Interactions linked to valsartan.
Concomitant use not recommended.
Lithium: Reversible increases in serum lithium concentrations and toxicity have been reported in literature during concurrent use of ACE inhibitors. Despite the lack of experience with concomitant use of valsartan and lithium, this combination is not recommended. If the combination proves necessary, careful monitoring of serum lithium levels is recommended.
Potassium-sparing diuretics, potassium supplements, salt substitutes containing potassium and other substances that may increase potassium levels: If a medicinal product that affects potassium levels is to be prescribed in combination with valsartan, monitoring of potassium plasma levels is advised.
Caution required with concomitant use: Non-steroidal anti-inflammatory drugs (NSAIDs), including selective COX-2 inhibitors, acetylsalicylic acid (>3 g/day), and non-selective NSAIDs.
When angiotensin II antagonists are administered simultaneously with NSAIDs, attenuation of the antihypertensive effect may occur. Furthermore, concomitant use of angiotensin II antagonists and NSAIDs may lead to an increased risk of worsening of renal function and an increase in serum potassium. Therefore, monitoring of renal function at the beginning of the treatment is recommended, as well as adequate hydration of the patient.
Others: In monotherapy with valsartan, no interactions of clinical significance have been found with the following substances: cimetidine, warfarin, furosemide, digoxin, atenolol, indometacin, hydrochlorothiazide, amlodipine, glibenclamide.
To be taken into account with concomitant use: Other antihypertensive agents: Commonly used antihypertensive agents (e.g. alpha blockers, diuretics) and other medicinal products which may cause hypotensive adverse effects (e.g. tricyclic antidepressants, alpha blockers for treatment of benign prostate hyperplasia) may increase the antihypertensive effect of the combination.
Interactions linked to amlodipine: Caution required with concomitant use: CYP3A4 inhibitors: Diltiazem inhibits the metabolism of amlodipine, probably via CYP3A4 (plasma concentration increases by approximately 50% and the effect of amlodipine is increased). The possibility that more potent inhibitors of CYP3A4 (i.e. ketoconazole, itraconazole, ritonavir) may increase the plasma concentration of amlodipine to a greater extent than diltiazem cannot be excluded.

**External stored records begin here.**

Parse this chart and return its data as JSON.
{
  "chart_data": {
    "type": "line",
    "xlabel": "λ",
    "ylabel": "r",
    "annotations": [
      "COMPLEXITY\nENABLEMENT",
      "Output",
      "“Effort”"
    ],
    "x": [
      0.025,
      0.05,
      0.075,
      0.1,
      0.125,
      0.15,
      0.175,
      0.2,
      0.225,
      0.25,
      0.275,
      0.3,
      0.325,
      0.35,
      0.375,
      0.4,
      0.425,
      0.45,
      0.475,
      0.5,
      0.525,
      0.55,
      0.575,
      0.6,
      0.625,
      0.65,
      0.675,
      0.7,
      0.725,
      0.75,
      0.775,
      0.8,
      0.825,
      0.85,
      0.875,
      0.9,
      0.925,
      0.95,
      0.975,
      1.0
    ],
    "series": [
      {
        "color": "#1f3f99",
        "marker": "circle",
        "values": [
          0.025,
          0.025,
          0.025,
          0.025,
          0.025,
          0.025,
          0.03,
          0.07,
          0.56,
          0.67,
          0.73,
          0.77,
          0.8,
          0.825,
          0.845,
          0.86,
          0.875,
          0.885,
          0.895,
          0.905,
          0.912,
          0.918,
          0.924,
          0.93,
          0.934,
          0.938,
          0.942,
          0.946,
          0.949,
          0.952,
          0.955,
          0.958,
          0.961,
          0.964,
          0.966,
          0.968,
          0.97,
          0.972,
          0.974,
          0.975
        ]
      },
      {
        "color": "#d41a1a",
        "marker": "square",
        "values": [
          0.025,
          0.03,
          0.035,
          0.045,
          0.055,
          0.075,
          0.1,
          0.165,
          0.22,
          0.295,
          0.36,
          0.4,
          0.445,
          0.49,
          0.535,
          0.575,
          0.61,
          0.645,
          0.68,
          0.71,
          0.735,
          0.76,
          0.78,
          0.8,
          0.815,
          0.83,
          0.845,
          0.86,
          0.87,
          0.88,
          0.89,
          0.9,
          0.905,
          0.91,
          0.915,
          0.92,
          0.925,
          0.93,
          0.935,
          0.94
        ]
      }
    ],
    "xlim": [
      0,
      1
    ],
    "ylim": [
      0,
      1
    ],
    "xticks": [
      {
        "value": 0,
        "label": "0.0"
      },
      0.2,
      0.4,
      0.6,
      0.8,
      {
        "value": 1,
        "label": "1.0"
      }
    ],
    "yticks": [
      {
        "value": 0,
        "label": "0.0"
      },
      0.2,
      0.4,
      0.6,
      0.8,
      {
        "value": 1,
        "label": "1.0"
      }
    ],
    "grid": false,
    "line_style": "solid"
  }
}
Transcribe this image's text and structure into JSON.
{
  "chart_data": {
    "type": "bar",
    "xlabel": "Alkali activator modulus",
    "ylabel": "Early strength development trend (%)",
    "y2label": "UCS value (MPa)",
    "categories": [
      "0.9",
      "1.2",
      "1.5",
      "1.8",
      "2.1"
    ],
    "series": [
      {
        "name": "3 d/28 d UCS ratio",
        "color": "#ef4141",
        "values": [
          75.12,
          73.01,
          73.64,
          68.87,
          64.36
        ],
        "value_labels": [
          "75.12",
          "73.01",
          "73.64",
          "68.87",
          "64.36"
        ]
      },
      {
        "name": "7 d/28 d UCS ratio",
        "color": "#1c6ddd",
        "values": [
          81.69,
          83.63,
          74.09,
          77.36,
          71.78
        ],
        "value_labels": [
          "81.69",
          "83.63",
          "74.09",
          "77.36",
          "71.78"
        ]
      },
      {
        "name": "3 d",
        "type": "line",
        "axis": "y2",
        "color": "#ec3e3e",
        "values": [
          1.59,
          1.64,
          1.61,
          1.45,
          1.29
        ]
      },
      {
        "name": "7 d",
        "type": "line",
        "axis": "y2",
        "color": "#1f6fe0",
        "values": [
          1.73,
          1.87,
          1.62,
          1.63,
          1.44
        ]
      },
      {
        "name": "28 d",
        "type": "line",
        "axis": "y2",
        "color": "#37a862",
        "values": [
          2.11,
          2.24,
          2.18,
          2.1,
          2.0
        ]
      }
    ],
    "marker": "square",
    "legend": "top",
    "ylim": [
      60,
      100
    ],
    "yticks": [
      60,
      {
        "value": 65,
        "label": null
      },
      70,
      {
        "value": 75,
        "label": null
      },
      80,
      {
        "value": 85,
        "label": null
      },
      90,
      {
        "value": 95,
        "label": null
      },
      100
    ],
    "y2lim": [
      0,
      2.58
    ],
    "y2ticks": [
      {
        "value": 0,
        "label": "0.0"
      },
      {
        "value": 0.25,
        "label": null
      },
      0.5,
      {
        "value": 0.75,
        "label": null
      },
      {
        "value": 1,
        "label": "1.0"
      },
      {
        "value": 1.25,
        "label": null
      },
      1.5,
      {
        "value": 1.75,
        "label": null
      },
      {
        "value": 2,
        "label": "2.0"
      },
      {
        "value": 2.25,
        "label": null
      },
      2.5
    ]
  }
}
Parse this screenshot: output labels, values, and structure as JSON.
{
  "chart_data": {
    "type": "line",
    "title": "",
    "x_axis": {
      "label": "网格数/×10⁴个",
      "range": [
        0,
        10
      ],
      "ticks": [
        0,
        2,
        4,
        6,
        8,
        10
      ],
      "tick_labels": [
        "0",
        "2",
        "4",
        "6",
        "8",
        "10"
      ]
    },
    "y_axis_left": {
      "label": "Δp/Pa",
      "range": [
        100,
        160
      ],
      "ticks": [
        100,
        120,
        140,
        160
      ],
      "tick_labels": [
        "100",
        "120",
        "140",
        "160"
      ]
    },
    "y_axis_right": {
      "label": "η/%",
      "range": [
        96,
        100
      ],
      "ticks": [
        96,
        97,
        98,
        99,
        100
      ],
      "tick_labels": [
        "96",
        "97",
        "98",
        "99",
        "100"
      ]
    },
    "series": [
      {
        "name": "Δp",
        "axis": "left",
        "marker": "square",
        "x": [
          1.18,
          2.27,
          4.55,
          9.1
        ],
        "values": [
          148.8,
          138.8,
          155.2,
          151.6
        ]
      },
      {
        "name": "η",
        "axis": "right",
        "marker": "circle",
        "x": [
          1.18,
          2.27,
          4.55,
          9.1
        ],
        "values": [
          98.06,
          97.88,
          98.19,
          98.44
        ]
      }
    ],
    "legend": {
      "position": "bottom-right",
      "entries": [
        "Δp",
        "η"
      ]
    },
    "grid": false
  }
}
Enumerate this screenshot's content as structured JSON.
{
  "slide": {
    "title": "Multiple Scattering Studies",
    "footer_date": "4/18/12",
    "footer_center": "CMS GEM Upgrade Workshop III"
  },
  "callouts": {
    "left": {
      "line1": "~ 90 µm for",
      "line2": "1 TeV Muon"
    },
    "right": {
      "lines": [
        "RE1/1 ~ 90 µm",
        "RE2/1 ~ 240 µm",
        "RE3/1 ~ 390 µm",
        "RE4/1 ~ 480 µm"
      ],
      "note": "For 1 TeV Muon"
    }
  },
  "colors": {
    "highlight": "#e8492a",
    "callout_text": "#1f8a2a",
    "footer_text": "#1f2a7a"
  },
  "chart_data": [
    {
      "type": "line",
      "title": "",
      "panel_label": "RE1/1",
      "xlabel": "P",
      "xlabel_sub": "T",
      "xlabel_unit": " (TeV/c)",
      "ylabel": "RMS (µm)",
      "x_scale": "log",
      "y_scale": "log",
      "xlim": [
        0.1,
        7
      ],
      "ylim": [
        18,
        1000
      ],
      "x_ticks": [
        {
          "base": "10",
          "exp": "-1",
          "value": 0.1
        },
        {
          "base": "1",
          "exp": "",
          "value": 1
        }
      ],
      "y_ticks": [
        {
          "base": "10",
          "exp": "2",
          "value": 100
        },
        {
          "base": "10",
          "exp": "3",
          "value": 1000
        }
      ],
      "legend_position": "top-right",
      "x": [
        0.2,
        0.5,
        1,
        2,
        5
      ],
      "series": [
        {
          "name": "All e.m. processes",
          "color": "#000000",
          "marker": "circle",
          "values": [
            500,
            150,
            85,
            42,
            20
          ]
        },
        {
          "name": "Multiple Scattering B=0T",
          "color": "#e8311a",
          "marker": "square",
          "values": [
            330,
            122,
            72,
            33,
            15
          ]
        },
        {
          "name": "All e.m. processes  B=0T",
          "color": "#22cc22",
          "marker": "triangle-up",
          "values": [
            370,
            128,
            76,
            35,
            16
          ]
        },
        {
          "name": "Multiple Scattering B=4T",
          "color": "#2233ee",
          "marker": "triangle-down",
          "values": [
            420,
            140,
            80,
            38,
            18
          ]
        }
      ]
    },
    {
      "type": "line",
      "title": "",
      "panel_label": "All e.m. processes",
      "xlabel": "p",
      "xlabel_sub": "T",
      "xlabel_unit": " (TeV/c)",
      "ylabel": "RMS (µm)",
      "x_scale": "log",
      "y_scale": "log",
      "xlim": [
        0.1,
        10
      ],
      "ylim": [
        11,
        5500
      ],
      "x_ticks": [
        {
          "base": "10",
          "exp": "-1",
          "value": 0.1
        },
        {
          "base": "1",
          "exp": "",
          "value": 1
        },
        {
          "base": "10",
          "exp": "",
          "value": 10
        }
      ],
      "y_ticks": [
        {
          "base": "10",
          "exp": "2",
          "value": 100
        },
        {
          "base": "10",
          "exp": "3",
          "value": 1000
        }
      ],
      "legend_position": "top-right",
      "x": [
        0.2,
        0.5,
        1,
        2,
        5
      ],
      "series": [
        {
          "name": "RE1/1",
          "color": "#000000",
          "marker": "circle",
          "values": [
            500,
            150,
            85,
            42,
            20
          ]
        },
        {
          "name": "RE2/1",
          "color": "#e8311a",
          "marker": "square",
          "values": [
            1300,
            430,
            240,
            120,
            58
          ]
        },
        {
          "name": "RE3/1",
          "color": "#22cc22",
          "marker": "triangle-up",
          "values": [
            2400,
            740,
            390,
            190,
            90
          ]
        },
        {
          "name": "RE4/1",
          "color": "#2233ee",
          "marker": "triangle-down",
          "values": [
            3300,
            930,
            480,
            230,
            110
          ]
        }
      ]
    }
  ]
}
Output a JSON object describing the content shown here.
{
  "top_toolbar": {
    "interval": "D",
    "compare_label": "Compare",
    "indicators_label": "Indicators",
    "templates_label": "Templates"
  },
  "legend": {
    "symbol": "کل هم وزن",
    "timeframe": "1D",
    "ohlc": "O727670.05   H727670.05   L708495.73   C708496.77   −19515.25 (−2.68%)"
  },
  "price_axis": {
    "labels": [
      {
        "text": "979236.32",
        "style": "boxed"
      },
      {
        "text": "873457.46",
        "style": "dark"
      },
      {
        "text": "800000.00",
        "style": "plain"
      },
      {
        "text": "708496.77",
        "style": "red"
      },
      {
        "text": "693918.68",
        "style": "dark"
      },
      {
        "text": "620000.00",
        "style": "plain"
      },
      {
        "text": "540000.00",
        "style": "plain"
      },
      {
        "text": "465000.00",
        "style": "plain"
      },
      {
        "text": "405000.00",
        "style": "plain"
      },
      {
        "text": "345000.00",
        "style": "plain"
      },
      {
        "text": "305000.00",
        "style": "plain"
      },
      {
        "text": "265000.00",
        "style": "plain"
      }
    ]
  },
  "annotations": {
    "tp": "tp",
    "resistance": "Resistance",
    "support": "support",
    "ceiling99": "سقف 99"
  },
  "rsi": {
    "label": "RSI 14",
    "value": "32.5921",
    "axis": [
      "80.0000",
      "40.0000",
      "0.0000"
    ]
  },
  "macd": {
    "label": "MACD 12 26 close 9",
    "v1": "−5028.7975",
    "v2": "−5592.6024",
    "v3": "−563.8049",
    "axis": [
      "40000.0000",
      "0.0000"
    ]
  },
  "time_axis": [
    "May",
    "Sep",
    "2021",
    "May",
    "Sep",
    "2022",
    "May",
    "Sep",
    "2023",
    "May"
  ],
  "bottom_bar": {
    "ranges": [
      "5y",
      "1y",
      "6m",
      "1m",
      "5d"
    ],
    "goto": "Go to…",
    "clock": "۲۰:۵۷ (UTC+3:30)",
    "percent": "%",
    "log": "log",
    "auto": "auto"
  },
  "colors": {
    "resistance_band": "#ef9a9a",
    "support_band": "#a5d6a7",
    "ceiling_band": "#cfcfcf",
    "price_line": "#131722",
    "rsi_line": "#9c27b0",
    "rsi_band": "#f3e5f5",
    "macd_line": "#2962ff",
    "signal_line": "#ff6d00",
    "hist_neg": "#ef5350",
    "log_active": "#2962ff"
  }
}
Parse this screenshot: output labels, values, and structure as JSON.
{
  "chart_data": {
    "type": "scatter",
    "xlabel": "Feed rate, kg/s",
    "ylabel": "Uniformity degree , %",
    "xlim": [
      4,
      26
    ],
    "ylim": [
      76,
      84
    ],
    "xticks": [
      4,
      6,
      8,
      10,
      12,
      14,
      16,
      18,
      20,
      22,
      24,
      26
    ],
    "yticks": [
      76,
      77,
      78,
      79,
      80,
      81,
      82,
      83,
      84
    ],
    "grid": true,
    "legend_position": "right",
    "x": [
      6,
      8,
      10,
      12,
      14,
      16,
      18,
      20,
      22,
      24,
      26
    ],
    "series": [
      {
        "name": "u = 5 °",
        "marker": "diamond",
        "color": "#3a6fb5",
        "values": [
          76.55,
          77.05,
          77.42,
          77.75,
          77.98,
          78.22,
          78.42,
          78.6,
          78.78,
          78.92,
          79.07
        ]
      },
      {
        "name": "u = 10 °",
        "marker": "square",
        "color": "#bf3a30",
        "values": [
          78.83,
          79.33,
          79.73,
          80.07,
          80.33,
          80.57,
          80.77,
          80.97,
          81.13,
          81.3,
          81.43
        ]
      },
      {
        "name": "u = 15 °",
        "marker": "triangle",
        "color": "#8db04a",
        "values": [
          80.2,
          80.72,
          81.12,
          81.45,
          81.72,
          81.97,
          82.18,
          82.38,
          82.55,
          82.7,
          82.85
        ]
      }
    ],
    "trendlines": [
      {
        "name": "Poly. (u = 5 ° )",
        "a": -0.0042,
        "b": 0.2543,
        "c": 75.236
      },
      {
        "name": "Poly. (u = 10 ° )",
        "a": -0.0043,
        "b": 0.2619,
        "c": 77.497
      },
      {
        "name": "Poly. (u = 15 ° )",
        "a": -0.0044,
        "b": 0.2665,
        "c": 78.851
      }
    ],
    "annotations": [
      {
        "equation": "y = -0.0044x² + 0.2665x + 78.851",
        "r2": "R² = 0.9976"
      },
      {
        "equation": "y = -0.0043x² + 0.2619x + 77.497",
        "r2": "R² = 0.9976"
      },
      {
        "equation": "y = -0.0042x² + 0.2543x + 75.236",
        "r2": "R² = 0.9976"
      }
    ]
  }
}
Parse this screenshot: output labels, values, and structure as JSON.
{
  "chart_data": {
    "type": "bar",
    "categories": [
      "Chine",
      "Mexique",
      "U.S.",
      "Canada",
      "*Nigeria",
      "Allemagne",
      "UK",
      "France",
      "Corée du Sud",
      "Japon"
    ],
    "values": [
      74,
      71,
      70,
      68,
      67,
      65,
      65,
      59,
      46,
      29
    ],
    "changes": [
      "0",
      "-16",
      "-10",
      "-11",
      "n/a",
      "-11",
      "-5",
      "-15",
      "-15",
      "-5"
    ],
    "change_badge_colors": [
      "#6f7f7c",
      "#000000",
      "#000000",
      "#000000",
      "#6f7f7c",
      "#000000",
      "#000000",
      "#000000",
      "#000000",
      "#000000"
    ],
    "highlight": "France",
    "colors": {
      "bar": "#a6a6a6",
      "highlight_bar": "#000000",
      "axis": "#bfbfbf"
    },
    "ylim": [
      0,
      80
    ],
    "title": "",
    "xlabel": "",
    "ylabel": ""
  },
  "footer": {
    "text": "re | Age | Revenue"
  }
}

CYP3A4 inducers (anticonvulsant agents [e.g. carbamazepine, phenobarbital, phenytoin, fosphenytoin, primidone], rifampicin, Hypericum perforatum [St. John's Wort]).
Co-administration may lead to reduced plasma concentrations of amlodipine. Clinical monitoring is indicated, with possible dosage adjustment of amlodipine during the treatment with the inducer and after its withdrawal.
To be taken into account with concomitant use: Others: In monotherapy, amlodipine has been safely administered with thiazide diuretics, beta blockers, ACE inhibitors, long-acting nitrates, sublingual nitroglycerin, digoxin, warfarin, atorvastatin, sildenafil, antacid medicines (aluminum hydroxide gel, magnesium hydroxide, simeticone), cimetidine, non-steroidal anti-inflammatory drugs, antibiotics and oral hypoglycemic drugs.